Eye Drop Medications
Inflammation caused by dry eye can damage the surface of the eye and affect the lacrimal glands that produce aqueous tears. Anti-inflammatory medications such as topical steroid eye drops or cyclosporine A (Restasis®) have been shown to improve dry eye symptoms and increase tear production. Your eye doctor may recommend a short course of steroids while starting other treatments. Cyclosporine A (Restasis®) is an anti-inflammatory eye drop that can increase tear production in individuals with aqueous tear deficiency dry eye resulting in improved dry eye symptoms.
Artificial tears are an important treatment option for both evaporative and aqueous tear deficiency dry eye. There are many different types and brands of artificial tears. Generally, you should know that artificial tears come in preserved and non-preserved forms. Preservatives in eye drops can become irritating to the eye if the eye drop is used frequently. If you find that you need to apply artificial tears more than 4 times daily, then a preservative free formula is preferred. Preservative free drops are packaged in individual use vials and can be used multiple times in 24-hour period before they should be discarded.
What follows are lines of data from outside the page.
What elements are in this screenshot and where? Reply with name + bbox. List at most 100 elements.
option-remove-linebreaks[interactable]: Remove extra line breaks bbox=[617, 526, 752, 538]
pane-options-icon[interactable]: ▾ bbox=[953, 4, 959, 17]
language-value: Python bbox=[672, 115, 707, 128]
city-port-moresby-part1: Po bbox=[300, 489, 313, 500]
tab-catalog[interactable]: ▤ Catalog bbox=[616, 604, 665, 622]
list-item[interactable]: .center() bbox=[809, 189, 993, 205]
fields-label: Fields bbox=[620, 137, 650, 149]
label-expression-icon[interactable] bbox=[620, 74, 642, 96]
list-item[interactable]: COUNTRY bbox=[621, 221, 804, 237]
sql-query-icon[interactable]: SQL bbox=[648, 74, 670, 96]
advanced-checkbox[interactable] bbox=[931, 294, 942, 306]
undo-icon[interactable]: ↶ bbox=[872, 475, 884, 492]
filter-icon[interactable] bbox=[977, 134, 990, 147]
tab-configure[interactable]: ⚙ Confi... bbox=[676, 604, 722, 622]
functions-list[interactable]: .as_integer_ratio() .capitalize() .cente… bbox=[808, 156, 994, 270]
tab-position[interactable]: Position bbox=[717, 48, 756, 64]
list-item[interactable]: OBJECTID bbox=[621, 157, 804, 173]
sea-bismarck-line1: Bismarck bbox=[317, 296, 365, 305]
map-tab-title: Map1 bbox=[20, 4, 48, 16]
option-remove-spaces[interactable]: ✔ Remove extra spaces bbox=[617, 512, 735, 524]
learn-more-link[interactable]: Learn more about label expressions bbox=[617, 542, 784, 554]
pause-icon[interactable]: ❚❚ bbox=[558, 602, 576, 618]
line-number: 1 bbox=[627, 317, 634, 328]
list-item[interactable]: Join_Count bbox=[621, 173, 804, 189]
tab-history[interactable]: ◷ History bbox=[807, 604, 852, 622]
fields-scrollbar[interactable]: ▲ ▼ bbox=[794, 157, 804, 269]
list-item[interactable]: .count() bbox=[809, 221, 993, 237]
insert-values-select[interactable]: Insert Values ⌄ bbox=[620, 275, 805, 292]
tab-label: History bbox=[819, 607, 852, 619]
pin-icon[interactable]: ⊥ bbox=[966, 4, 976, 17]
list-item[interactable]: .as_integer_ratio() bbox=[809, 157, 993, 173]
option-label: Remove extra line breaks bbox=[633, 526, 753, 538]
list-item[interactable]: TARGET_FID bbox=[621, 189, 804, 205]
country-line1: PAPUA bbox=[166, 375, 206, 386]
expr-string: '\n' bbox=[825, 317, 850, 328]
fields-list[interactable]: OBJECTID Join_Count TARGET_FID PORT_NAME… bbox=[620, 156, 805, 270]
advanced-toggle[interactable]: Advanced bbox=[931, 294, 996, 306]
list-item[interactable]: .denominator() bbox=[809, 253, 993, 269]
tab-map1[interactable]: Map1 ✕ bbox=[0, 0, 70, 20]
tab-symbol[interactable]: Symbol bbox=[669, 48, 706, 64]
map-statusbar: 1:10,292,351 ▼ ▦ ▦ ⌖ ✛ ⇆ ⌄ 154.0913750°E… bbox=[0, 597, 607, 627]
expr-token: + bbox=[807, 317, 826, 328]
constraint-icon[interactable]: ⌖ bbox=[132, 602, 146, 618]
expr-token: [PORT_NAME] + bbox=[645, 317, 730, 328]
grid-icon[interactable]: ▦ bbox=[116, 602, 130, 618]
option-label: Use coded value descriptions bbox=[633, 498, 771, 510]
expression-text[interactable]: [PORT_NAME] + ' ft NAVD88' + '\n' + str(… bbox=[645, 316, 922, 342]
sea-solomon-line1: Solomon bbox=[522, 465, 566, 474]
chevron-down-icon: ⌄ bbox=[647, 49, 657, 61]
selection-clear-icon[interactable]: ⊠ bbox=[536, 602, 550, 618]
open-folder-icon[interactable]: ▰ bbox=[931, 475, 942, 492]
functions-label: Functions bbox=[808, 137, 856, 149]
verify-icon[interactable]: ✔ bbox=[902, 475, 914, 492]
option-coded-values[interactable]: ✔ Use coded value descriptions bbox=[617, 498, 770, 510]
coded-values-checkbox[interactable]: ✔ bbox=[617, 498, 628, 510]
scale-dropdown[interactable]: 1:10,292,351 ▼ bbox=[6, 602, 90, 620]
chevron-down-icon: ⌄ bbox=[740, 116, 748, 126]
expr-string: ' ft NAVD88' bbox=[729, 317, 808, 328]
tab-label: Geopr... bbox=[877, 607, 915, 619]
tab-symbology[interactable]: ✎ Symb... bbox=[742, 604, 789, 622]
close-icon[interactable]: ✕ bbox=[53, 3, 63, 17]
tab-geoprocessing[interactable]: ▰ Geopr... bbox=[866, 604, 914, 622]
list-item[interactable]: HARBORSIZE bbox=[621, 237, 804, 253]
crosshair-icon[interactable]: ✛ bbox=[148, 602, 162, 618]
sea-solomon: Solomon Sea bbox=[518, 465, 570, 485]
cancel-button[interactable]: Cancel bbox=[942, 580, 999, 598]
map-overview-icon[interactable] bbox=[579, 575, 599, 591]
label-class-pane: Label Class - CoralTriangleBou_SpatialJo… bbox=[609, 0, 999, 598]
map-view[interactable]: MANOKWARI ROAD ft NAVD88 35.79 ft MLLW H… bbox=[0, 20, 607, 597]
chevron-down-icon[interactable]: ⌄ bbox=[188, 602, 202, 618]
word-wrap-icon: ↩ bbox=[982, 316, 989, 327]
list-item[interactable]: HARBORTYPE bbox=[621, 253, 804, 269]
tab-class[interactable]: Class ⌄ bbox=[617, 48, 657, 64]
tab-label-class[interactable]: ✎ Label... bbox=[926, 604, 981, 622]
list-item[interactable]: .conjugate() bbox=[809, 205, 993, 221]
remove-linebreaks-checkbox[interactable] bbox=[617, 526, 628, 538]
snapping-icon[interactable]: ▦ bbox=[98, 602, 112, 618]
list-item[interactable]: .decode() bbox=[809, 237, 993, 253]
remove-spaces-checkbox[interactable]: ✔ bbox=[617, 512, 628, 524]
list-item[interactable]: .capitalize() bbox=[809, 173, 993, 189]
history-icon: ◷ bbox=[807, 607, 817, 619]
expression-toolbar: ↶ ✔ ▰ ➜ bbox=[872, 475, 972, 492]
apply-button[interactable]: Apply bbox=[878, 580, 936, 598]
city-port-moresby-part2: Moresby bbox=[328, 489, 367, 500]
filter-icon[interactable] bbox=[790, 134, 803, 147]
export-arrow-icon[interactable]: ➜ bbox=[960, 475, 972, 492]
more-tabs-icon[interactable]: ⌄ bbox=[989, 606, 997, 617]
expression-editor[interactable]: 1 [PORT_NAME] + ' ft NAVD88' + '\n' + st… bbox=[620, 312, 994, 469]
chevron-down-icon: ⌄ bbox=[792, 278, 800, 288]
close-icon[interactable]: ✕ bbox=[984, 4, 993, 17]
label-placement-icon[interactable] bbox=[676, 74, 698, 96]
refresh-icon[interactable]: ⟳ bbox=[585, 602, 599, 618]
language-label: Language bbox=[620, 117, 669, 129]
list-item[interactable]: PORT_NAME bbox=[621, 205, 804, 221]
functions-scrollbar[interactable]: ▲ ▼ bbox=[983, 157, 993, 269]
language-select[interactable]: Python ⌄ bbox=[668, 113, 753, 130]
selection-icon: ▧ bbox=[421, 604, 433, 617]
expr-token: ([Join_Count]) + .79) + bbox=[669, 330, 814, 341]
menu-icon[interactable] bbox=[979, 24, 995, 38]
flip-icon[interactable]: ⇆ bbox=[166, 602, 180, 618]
The amount of aqueous tears available to moisten the surface of the eye is determined by a delicate balance of tear production by the lacrimal glands and tear drainage through the lacrimal drainage system. In aqueous tear deficiency dry eye, one treatment strategy is to reduce the amount of tears leaving the surface of the eye by plugging one or both drains that drain tears away from the eye. This treatment involves a minor office procedure where a small plug (called a ‘punctal plug’) is inserted into the opening, or punctum, of the lacrimal drainage system.